Le gouvernement s’est aussi défaussé sur les banques pour appliquer ces mesures. Il n’a pas assumé clairement sa décision. Il a chargé l’ABEF, une association, d’écrire aux banques pour leur intimer l’ordre de ne pas domicilier ces opérations !

On peut supposer que certains concessionnaires n’ont pas pris au sérieux le gouvernement, qu’ils ont commandé des véhicules en pensant qu’il y aurait toujours moyen de s’arranger, le moment venu, quitte à payer des commissions ou des pénalités. On peut même supposer qu’ils ont reçu des assurances verbales selon lesquelles la mesure ne devrait pas entrer en vigueur avant de longs mois, voire des années. Après tout, la mesure visant à imposer l’usage du chèque a bel et bien été annoncée et adoptée, avant que le gouvernement ne se rétracte. Pourquoi ne le ferait-il pas face aux concessionnaires, qui pèsent désormais six milliards de dollars de chiffres d’affaires par an ?

Prise de décision

Mais comme c’est la semaine de M. Amara Benyounès, c’est à lui que reviendra le dernier mot. Impossible de l’éviter, avec une phrase lumineuse qu’il a prononcée mercredi matin. M. Benyounès, rappelons-le, déclare n’avoir pas de tabous. Il affirme qu’il veut éliminer le marché informel, et veut imposer partout la transparence. Pourtant, lorsqu’il a été interrogé sur la descente effectuée par les services de sécurité à Port Saïd, haut lieu du change parallèle des devises à Alger, il a déclaré ne pas être au courant, avant d’utiliser cette formule sublime: « D’après ce que j’ai lu dans la presse, la demande est venue du maire de la capitale ». Voilà donc M. Benyounès qui adopte une attitude typique d’un bureaucrate, dont il se veut si différent. Il se pose aussi en concurrent pour M. Sellal, non pour le poste de premier ministre, mais pour ses  perles.

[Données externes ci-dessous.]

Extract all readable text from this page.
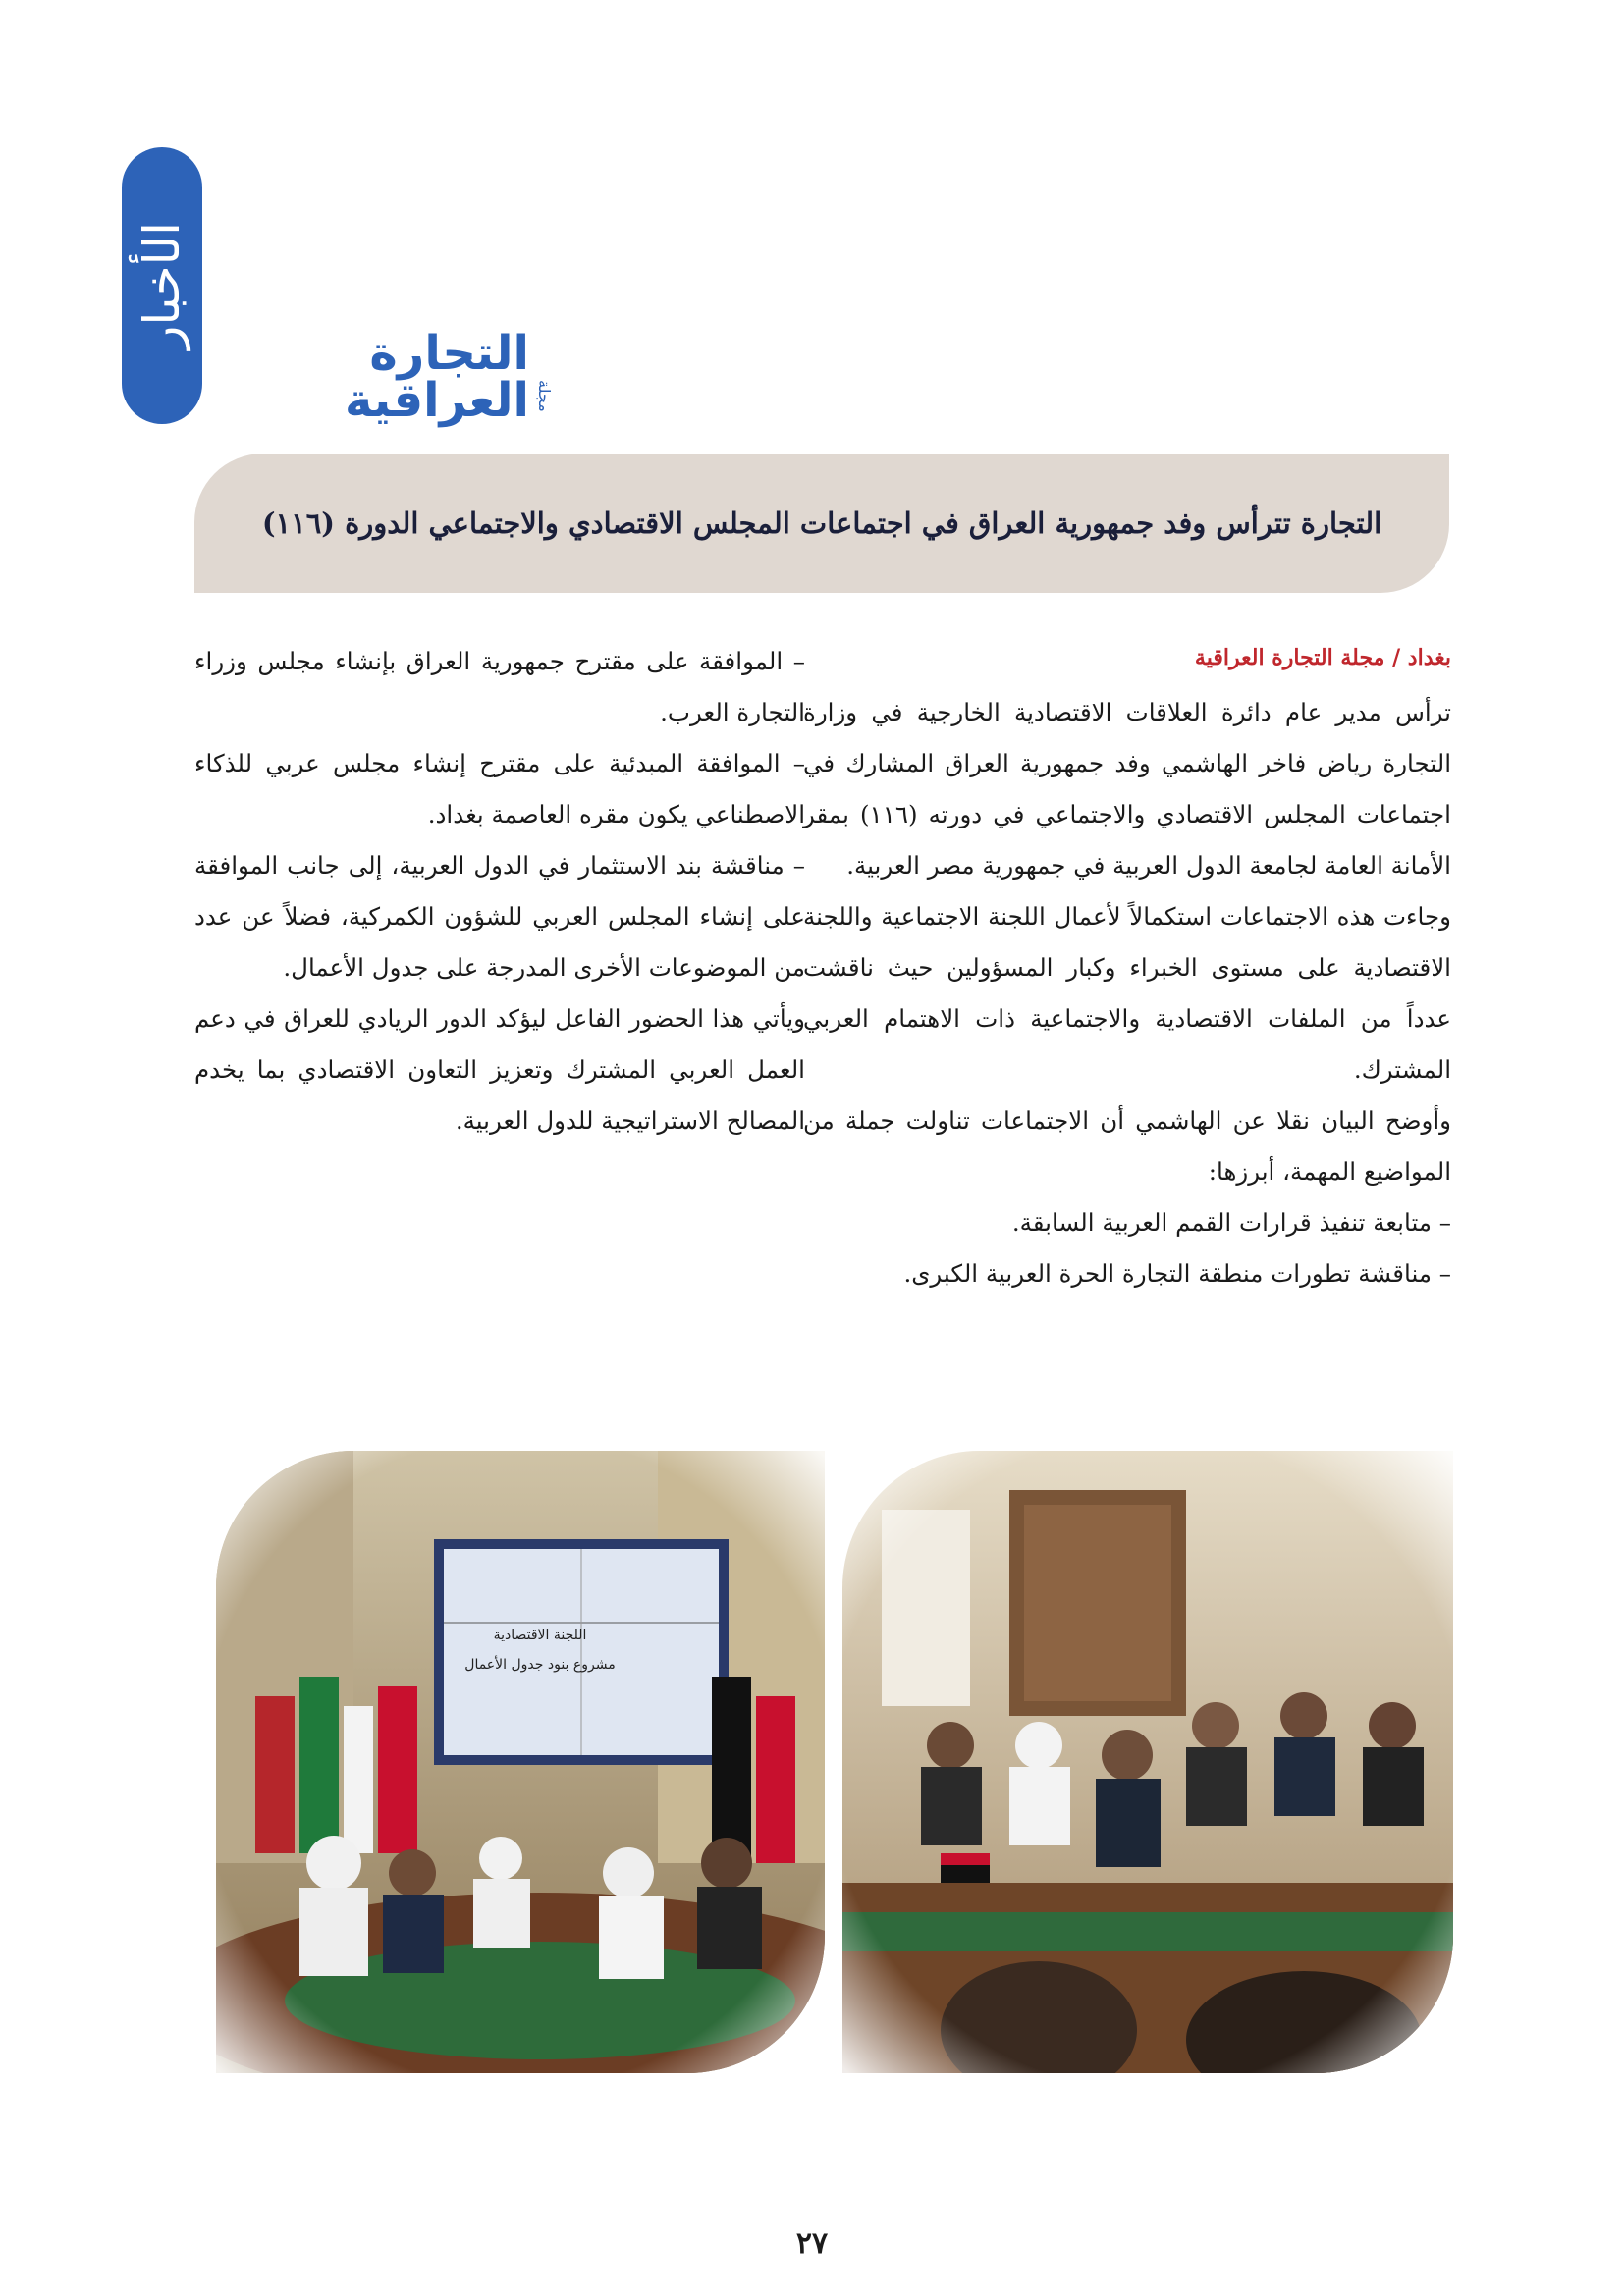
الأخبار
مجلة
التجارة العراقية
التجارة تترأس وفد جمهورية العراق في اجتماعات المجلس الاقتصادي والاجتماعي الدورة (١١٦)

بغداد / مجلة التجارة العراقية

ترأس مدير عام دائرة العلاقات الاقتصادية الخارجية في وزارة التجارة رياض فاخر الهاشمي وفد جمهورية العراق المشارك في اجتماعات المجلس الاقتصادي والاجتماعي في دورته (١١٦) بمقر الأمانة العامة لجامعة الدول العربية في جمهورية مصر العربية.

وجاءت هذه الاجتماعات استكمالاً لأعمال اللجنة الاجتماعية واللجنة الاقتصادية على مستوى الخبراء وكبار المسؤولين حيث ناقشت عدداً من الملفات الاقتصادية والاجتماعية ذات الاهتمام العربي المشترك.

وأوضح البيان نقلا عن الهاشمي أن الاجتماعات تناولت جملة من المواضيع المهمة، أبرزها:

– متابعة تنفيذ قرارات القمم العربية السابقة.

– مناقشة تطورات منطقة التجارة الحرة العربية الكبرى.

– الموافقة على مقترح جمهورية العراق بإنشاء مجلس وزراء التجارة العرب.

– الموافقة المبدئية على مقترح إنشاء مجلس عربي للذكاء الاصطناعي يكون مقره العاصمة بغداد.

– مناقشة بند الاستثمار في الدول العربية، إلى جانب الموافقة على إنشاء المجلس العربي للشؤون الكمركية، فضلاً عن عدد من الموضوعات الأخرى المدرجة على جدول الأعمال.

ويأتي هذا الحضور الفاعل ليؤكد الدور الريادي للعراق في دعم العمل العربي المشترك وتعزيز التعاون الاقتصادي بما يخدم المصالح الاستراتيجية للدول العربية.

٢٧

Soit M. Benyounès ne voulait pas se prononcer sur cette opération coup de poing, ce qui mettrait en cause le personnage qu’il veut jouer ; soit il n’était pas au courant, ce qui est tout à fait plausible, et même probable. Ce qui montrerait qu’un ministre du commerce, négociant l’adhésion de l’Algérie à l’OMC et revendiquant la révision de l’accord d’association avec l’Union européenne, n’est pas au courant des opérations prises dans le cadre de la lutte contre le marché informel des devises. Au final, ceci révèle de graves dysfonctionnements dans l’appareil d’Etat.

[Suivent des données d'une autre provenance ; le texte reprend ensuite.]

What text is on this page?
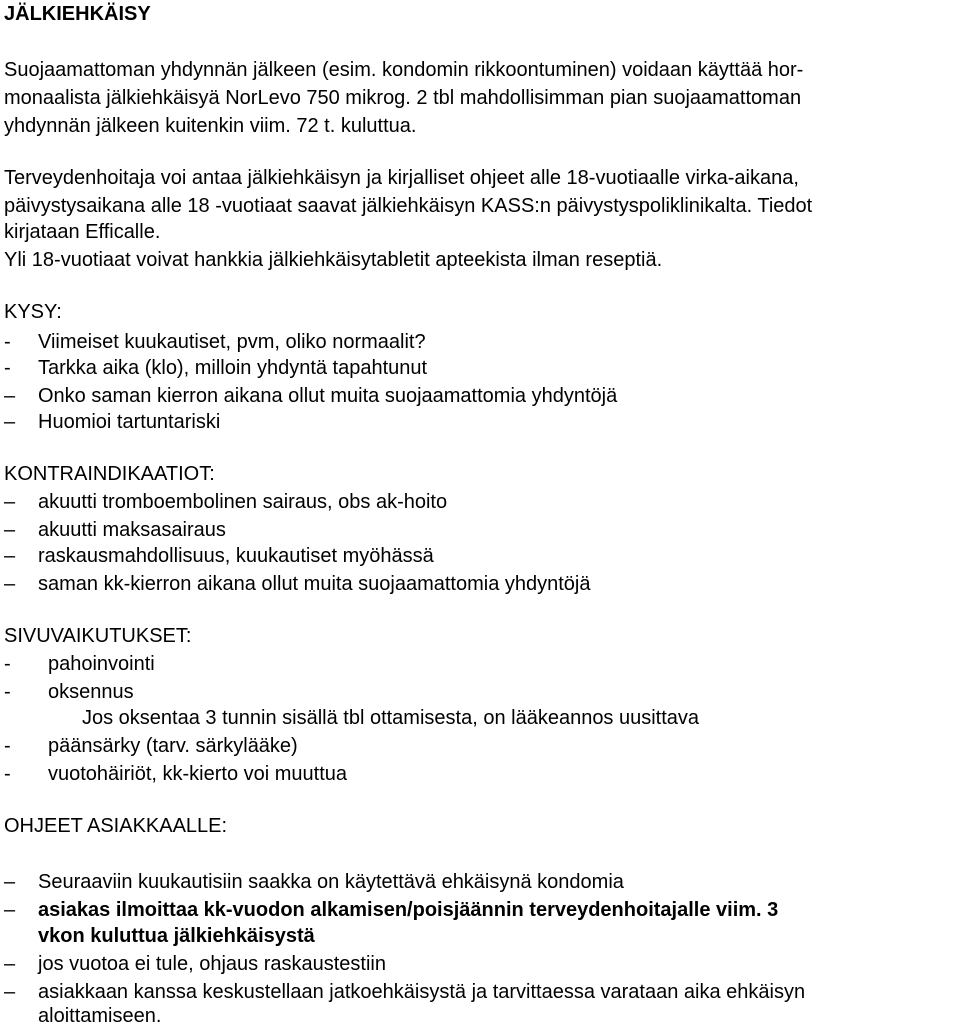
JÄLKIEHKÄISY
Suojaamattoman yhdynnän jälkeen (esim. kondomin rikkoontuminen) voidaan käyttää hor-
monaalista jälkiehkäisyä NorLevo 750 mikrog. 2 tbl mahdollisimman pian suojaamattoman
yhdynnän jälkeen kuitenkin viim. 72 t. kuluttua.
Terveydenhoitaja voi antaa jälkiehkäisyn ja kirjalliset ohjeet alle 18-vuotiaalle virka-aikana,
päivystysaikana alle 18 -vuotiaat saavat jälkiehkäisyn KASS:n päivystyspoliklinikalta. Tiedot
kirjataan Efficalle.
Yli 18-vuotiaat voivat hankkia jälkiehkäisytabletit apteekista ilman reseptiä.
KYSY:
- Viimeiset kuukautiset, pvm, oliko normaalit?
- Tarkka aika (klo), milloin yhdyntä tapahtunut
– Onko saman kierron aikana ollut muita suojaamattomia yhdyntöjä
– Huomioi tartuntariski
KONTRAINDIKAATIOT:
– akuutti tromboembolinen sairaus, obs ak-hoito
– akuutti maksasairaus
– raskausmahdollisuus, kuukautiset myöhässä
– saman kk-kierron aikana ollut muita suojaamattomia yhdyntöjä
SIVUVAIKUTUKSET:
- pahoinvointi
- oksennus
Jos oksentaa 3 tunnin sisällä tbl ottamisesta, on lääkeannos uusittava
- päänsärky (tarv. särkylääke)
- vuotohäiriöt, kk-kierto voi muuttua
OHJEET ASIAKKAALLE:
– Seuraaviin kuukautisiin saakka on käytettävä ehkäisynä kondomia
– asiakas ilmoittaa kk-vuodon alkamisen/poisjäännin terveydenhoitajalle viim. 3
vkon kuluttua jälkiehkäisystä
– jos vuotoa ei tule, ohjaus raskaustestiin
– asiakkaan kanssa keskustellaan jatkoehkäisystä ja tarvittaessa varataan aika ehkäisyn
aloittamiseen.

En s’exprimant ainsi, M. Benyounès confirme que les décisions prises en Algérie manquent d’assise. Les éléments de base qui font la force d’une décision font défaut. Celle-ci doit être réfléchie, légale et légitime. Quand ces conditions sont réunies, le gouvernement dans son ensemble, et tout l’appareil de l’Etat s’allient pour en assurer l’application. Y compris par la force.